Having carefully considered the totality of the circumstances, the court concludes that the Report satisfies the criteria of CPLR § 4518 as a business record, contains statements admissible under CPLR § 4549 as party admissions, and is presumptively authentic under CPLR § 4540-a. Any weaknesses in recollection or the absence of certification go to the weight of the evidence, [*4]not its admissibility. The Report will therefore be admitted at trial, subject to appropriate limiting instructions, if necessary, to ensure the jury understands its purpose.

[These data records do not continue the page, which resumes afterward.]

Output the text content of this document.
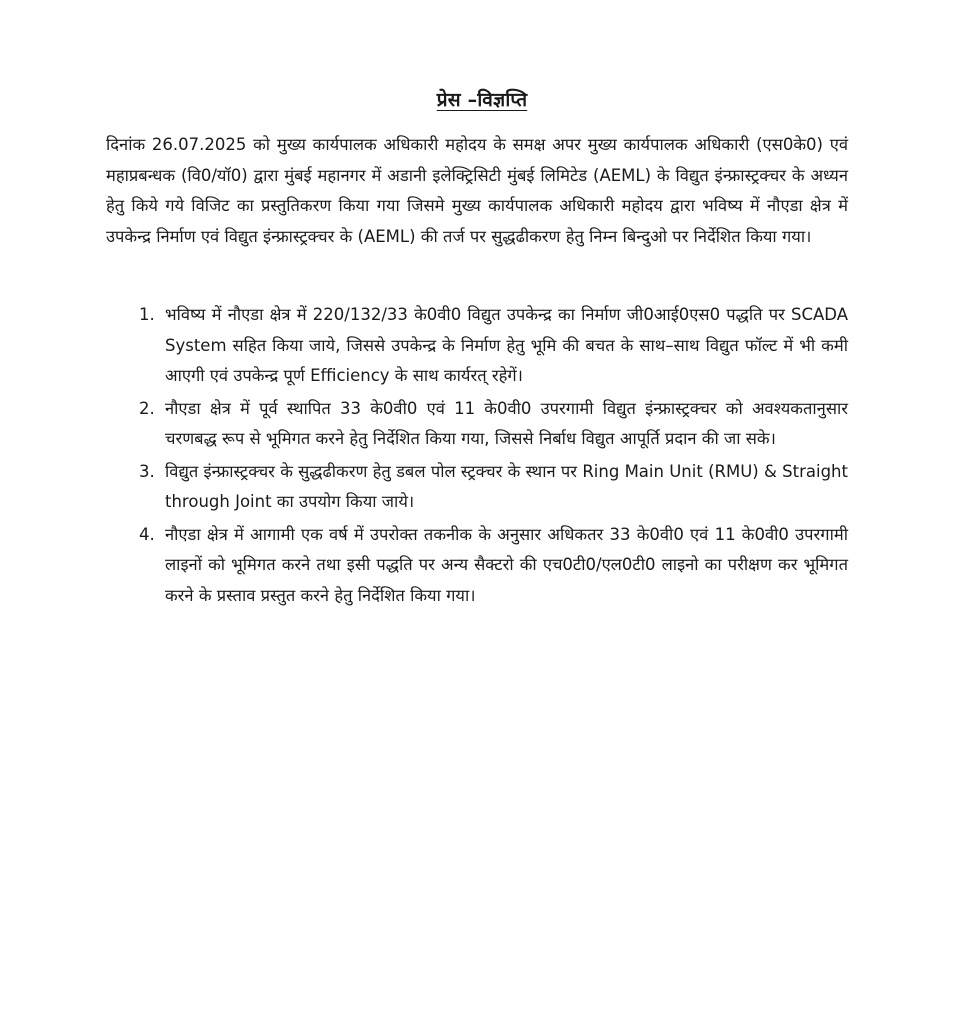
प्रेस –विज्ञप्ति

दिनांक 26.07.2025 को मुख्य कार्यपालक अधिकारी महोदय के समक्ष अपर मुख्य कार्यपालक अधिकारी (एस0के0) एवं महाप्रबन्धक (वि0/यॉ0) द्वारा मुंबई महानगर में अडानी इलेक्ट्रिसिटी मुंबई लिमिटेड (AEML) के विद्युत इंन्फ्रास्ट्रक्चर के अध्यन हेतु किये गये विजिट का प्रस्तुतिकरण किया गया जिसमे मुख्य कार्यपालक अधिकारी महोदय द्वारा भविष्य में नौएडा क्षेत्र में उपकेन्द्र निर्माण एवं विद्युत इंन्फ्रास्ट्रक्चर के (AEML) की तर्ज पर सुद्धढीकरण हेतु निम्न बिन्दुओ पर निर्देशित किया गया।

1. भविष्य में नौएडा क्षेत्र में 220/132/33 के0वी0 विद्युत उपकेन्द्र का निर्माण जी0आई0एस0 पद्धति पर SCADA System सहित किया जाये, जिससे उपकेन्द्र के निर्माण हेतु भूमि की बचत के साथ–साथ विद्युत फॉल्ट में भी कमी आएगी एवं उपकेन्द्र पूर्ण Efficiency के साथ कार्यरत् रहेगें।
2. नौएडा क्षेत्र में पूर्व स्थापित 33 के0वी0 एवं 11 के0वी0 उपरगामी विद्युत इंन्फ्रास्ट्रक्चर को अवश्यकतानुसार चरणबद्ध रूप से भूमिगत करने हेतु निर्देशित किया गया, जिससे निर्बाध विद्युत आपूर्ति प्रदान की जा सके।
3. विद्युत इंन्फ्रास्ट्रक्चर के सुद्धढीकरण हेतु डबल पोल स्ट्रक्चर के स्थान पर Ring Main Unit (RMU) & Straight through Joint का उपयोग किया जाये।
4. नौएडा क्षेत्र में आगामी एक वर्ष में उपरोक्त तकनीक के अनुसार अधिकतर 33 के0वी0 एवं 11 के0वी0 उपरगामी लाइनों को भूमिगत करने तथा इसी पद्धति पर अन्य सैक्टरो की एच0टी0/एल0टी0 लाइनो का परीक्षण कर भूमिगत करने के प्रस्ताव प्रस्तुत करने हेतु निर्देशित किया गया।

For the reasons stated above, it is hereby

ORDERED, that the motion in limine of defendant JTC Painting & Decorating Corp. to preclude the Report prepared by Jonathan Foster on behalf of Icon Interiors, Inc., dated September 1, 2016, is DENIED in its entirety; and it is further

ORDERED that parties shall be permitted to offer the Report into evidence at trial; the court will receive Foster's deposition testimony to establish the necessary foundation for the Report's admission prior to receiving the Report into evidence; and it is further

ORDERED that Icon shall make available, at trial or in short order, a records witness (for example, Icon principal Jonathan Bennis) to testify regarding Icon's routine practice of preparing accident reports, the manner in which such reports are retained, and the contemporaneity of the Report at issue; and it is further

ORDERED, that assuming that a proper foundation is laid at trial, the Report shall be admissible as a business record under CPLR § 4518 that contains admissible opposing-party statements under CPLR § 4549; and it is further

ORDERED, that the Report shall be deemed presumptively authentic pursuant to CPLR § 4540-a, having been produced by Icon Interiors, Inc. in discovery.

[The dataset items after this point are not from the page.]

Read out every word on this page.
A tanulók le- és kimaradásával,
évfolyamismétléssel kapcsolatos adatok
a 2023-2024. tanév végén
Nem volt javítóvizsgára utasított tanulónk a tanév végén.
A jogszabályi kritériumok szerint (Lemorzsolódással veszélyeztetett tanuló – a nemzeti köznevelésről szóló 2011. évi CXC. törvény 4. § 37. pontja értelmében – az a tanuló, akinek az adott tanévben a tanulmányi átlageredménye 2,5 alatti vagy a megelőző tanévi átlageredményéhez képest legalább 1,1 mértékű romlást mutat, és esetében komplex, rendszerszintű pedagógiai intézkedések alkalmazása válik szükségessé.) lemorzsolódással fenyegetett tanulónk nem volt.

This constitutes the decision and order of the court.

DATE: 10/17/2025
HASA A. KINGO, JSC

Footnotes


Footnote 1:Although Foster is deceased and cannot testify live, the parties stipulated that his deposition may be read at trial, obviating the practical prejudice JTC fears from the declarant's unavailability. In addition, Icon will call a records custodian or principal (Jonathan Bennis) to testify regarding Icon's recordkeeping practices and the routine generation of accident reports. The combination of Foster's deposition, the custodian's testimony, and the discovery production satisfies the court that sufficient foundation exists or will be established at trial (see JPMorgan Chase Bank, N.A. v Clancy, 117 AD3d 472, 473 [1st Dept 2014][absence of proper foundational proof may require exclusion]). Notably, the concern expressed in JPMorgan Chase Bank, N.A. v Clancy is not present here, as the record contains direct testimony previously elicited from the document's preparer, corroborated by corresponding documentary evidence.